Despite the lengthy ruleset, the new fuzzy control system framework will execute in milliseconds. Next we add these rules to a new ControlSystem and define a ControlSystemSimulation to run it.

system = ctrl.ControlSystem(rules=[rule0, rule1, rule2, rule3, rule4])

# Later we intend to run this system with a 21*21 set of inputs, so we allow
# that many plus one unique runs before results are flushed.
# Subsequent runs would return in 1/8 the time!
sim = ctrl.ControlSystemSimulation(system, flush_after_run=21 * 21 + 1)

View the control space

With helpful use of Matplotlib and repeated simulations, we can observe what the entire control system surface looks like in three dimensions!

# We can simulate at higher resolution with full accuracy
upsampled = np.linspace(-2, 2, 21)
x, y = np.meshgrid(upsampled, upsampled)
z = np.zeros_like(x)

# Loop through the system 21*21 times to collect the control surface
for i in range(21):
    for j in range(21):
        sim.input['error'] = x[i, j]
        sim.input['delta'] = y[i, j]
        z[i, j] = sim.output['output']

# Plot the result in pretty 3D with alpha blending
import matplotlib.pyplot as plt
from mpl_toolkits.mplot3d import Axes3D  # Required for 3D plotting

fig = plt.figure(figsize=(8, 8))
ax = fig.add_subplot(111, projection='3d')

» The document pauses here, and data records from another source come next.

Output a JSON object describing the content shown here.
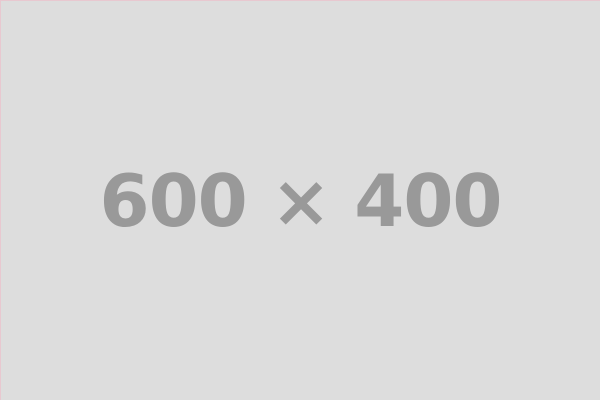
{
  "placeholder": {
    "text": "600 × 400",
    "background_color": "#dddddd",
    "text_color": "#999999"
  }
}
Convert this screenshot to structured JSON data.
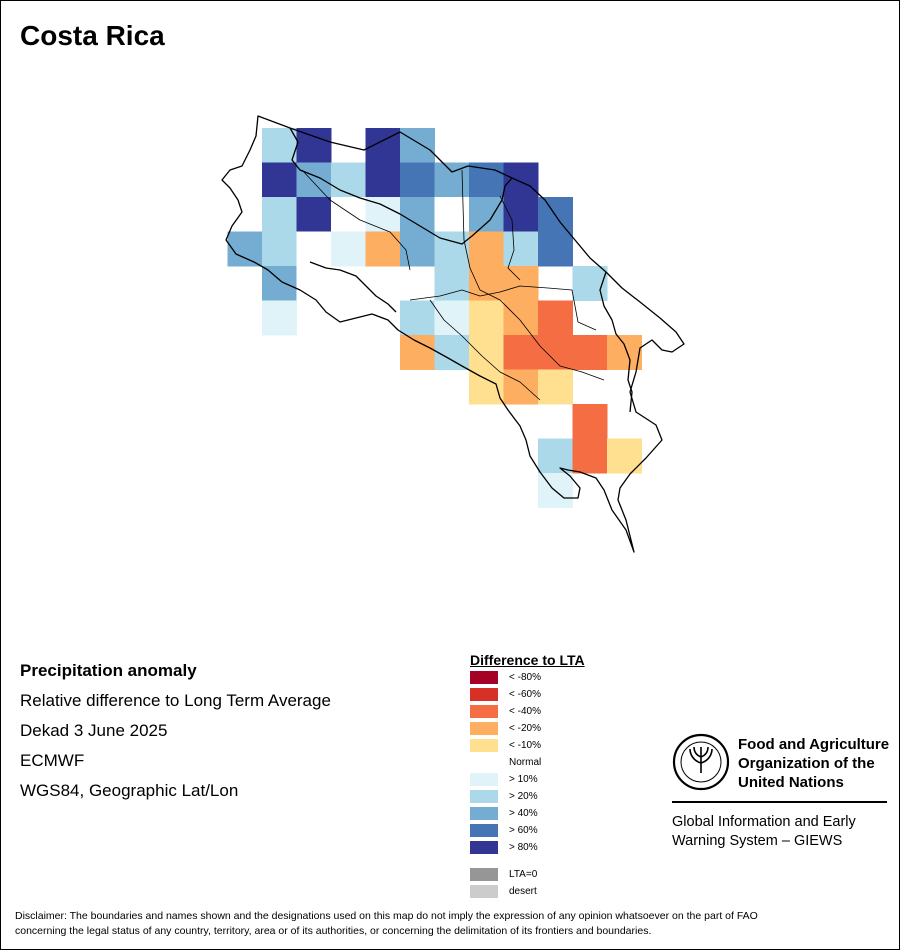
{
  "title": "Costa Rica",
  "info": {
    "product": "Precipitation anomaly",
    "measure": "Relative difference to Long Term Average",
    "period": "Dekad 3 June 2025",
    "source": "ECMWF",
    "projection": "WGS84, Geographic Lat/Lon"
  },
  "legend": {
    "title": "Difference to LTA",
    "items": [
      {
        "label": "< -80%",
        "color": "#a50026"
      },
      {
        "label": "< -60%",
        "color": "#d73027"
      },
      {
        "label": "< -40%",
        "color": "#f46d43"
      },
      {
        "label": "< -20%",
        "color": "#fdae61"
      },
      {
        "label": "< -10%",
        "color": "#fee090"
      },
      {
        "label": "Normal",
        "color": "#ffffff"
      },
      {
        "label": "> 10%",
        "color": "#e0f3f8"
      },
      {
        "label": "> 20%",
        "color": "#abd9e9"
      },
      {
        "label": "> 40%",
        "color": "#74add1"
      },
      {
        "label": "> 60%",
        "color": "#4575b4"
      },
      {
        "label": "> 80%",
        "color": "#313695"
      }
    ],
    "extra": [
      {
        "label": "LTA=0",
        "color": "#969696"
      },
      {
        "label": "desert",
        "color": "#cccccc"
      }
    ]
  },
  "fao": {
    "name_line1": "Food and Agriculture",
    "name_line2": "Organization of the",
    "name_line3": "United Nations",
    "giews_line1": "Global Information and Early",
    "giews_line2": "Warning System – GIEWS"
  },
  "disclaimer": {
    "line1": "Disclaimer: The boundaries and names shown and the designations used on this map do not imply the expression of any opinion whatsoever on the part of FAO",
    "line2": "concerning the legal status of any country, territory, area or of its authorities, or concerning the delimitation of its frontiers and boundaries."
  },
  "map_cells": [
    {
      "col": 0,
      "row": 0,
      "class": "> 20%"
    },
    {
      "col": 1,
      "row": 0,
      "class": "> 80%"
    },
    {
      "col": 3,
      "row": 0,
      "class": "> 80%"
    },
    {
      "col": 4,
      "row": 0,
      "class": "> 40%"
    },
    {
      "col": 0,
      "row": 1,
      "class": "> 80%"
    },
    {
      "col": 1,
      "row": 1,
      "class": "> 40%"
    },
    {
      "col": 2,
      "row": 1,
      "class": "> 20%"
    },
    {
      "col": 3,
      "row": 1,
      "class": "> 80%"
    },
    {
      "col": 4,
      "row": 1,
      "class": "> 60%"
    },
    {
      "col": 5,
      "row": 1,
      "class": "> 40%"
    },
    {
      "col": 6,
      "row": 1,
      "class": "> 60%"
    },
    {
      "col": 7,
      "row": 1,
      "class": "> 80%"
    },
    {
      "col": 0,
      "row": 2,
      "class": "> 20%"
    },
    {
      "col": 1,
      "row": 2,
      "class": "> 80%"
    },
    {
      "col": 2,
      "row": 2,
      "class": "Normal"
    },
    {
      "col": 3,
      "row": 2,
      "class": "> 10%"
    },
    {
      "col": 4,
      "row": 2,
      "class": "> 40%"
    },
    {
      "col": 5,
      "row": 2,
      "class": "Normal"
    },
    {
      "col": 6,
      "row": 2,
      "class": "> 40%"
    },
    {
      "col": 7,
      "row": 2,
      "class": "> 80%"
    },
    {
      "col": 8,
      "row": 2,
      "class": "> 60%"
    },
    {
      "col": -1,
      "row": 3,
      "class": "> 40%"
    },
    {
      "col": 0,
      "row": 3,
      "class": "> 20%"
    },
    {
      "col": 1,
      "row": 3,
      "class": "Normal"
    },
    {
      "col": 2,
      "row": 3,
      "class": "> 10%"
    },
    {
      "col": 3,
      "row": 3,
      "class": "< -20%"
    },
    {
      "col": 4,
      "row": 3,
      "class": "> 40%"
    },
    {
      "col": 5,
      "row": 3,
      "class": "> 20%"
    },
    {
      "col": 6,
      "row": 3,
      "class": "< -20%"
    },
    {
      "col": 7,
      "row": 3,
      "class": "> 20%"
    },
    {
      "col": 8,
      "row": 3,
      "class": "> 60%"
    },
    {
      "col": 0,
      "row": 4,
      "class": "> 40%"
    },
    {
      "col": 1,
      "row": 4,
      "class": "Normal"
    },
    {
      "col": 5,
      "row": 4,
      "class": "> 20%"
    },
    {
      "col": 6,
      "row": 4,
      "class": "< -20%"
    },
    {
      "col": 7,
      "row": 4,
      "class": "< -20%"
    },
    {
      "col": 9,
      "row": 4,
      "class": "> 20%"
    },
    {
      "col": 0,
      "row": 5,
      "class": "> 10%"
    },
    {
      "col": 4,
      "row": 5,
      "class": "> 20%"
    },
    {
      "col": 5,
      "row": 5,
      "class": "> 10%"
    },
    {
      "col": 6,
      "row": 5,
      "class": "< -10%"
    },
    {
      "col": 7,
      "row": 5,
      "class": "< -20%"
    },
    {
      "col": 8,
      "row": 5,
      "class": "< -40%"
    },
    {
      "col": 4,
      "row": 6,
      "class": "< -20%"
    },
    {
      "col": 5,
      "row": 6,
      "class": "> 20%"
    },
    {
      "col": 6,
      "row": 6,
      "class": "< -10%"
    },
    {
      "col": 7,
      "row": 6,
      "class": "< -40%"
    },
    {
      "col": 8,
      "row": 6,
      "class": "< -40%"
    },
    {
      "col": 9,
      "row": 6,
      "class": "< -40%"
    },
    {
      "col": 10,
      "row": 6,
      "class": "< -20%"
    },
    {
      "col": 6,
      "row": 7,
      "class": "< -10%"
    },
    {
      "col": 7,
      "row": 7,
      "class": "< -20%"
    },
    {
      "col": 8,
      "row": 7,
      "class": "< -10%"
    },
    {
      "col": 9,
      "row": 8,
      "class": "< -40%"
    },
    {
      "col": 8,
      "row": 9,
      "class": "> 20%"
    },
    {
      "col": 9,
      "row": 9,
      "class": "< -40%"
    },
    {
      "col": 10,
      "row": 9,
      "class": "< -10%"
    },
    {
      "col": 8,
      "row": 10,
      "class": "> 10%"
    }
  ]
}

surf = ax.plot_surface(x, y, z, rstride=1, cstride=1, cmap='viridis',
                       linewidth=0.4, antialiased=True)

cset = ax.contourf(x, y, z, zdir='z', offset=-2.5, cmap='viridis', alpha=0.5)
cset = ax.contourf(x, y, z, zdir='x', offset=3, cmap='viridis', alpha=0.5)
cset = ax.contourf(x, y, z, zdir='y', offset=3, cmap='viridis', alpha=0.5)

ax.view_init(30, 200)

Final thoughts

This example used a number of new, advanced techniques which may be helpful in practical fuzzy system design:

  • A highly sparse (maximally sparse) system
  • Controll of Term names generated by automf
  • A long and logically complicated ruleset, with order-of-operations respected
  • Control of the cache flushing on creation of a ControlSystemSimulation, which can be tuned as needed depending on memory constraints
  • Repeated runs of a ControlSystemSimulation
  • Creating and viewing a control surface in 3D.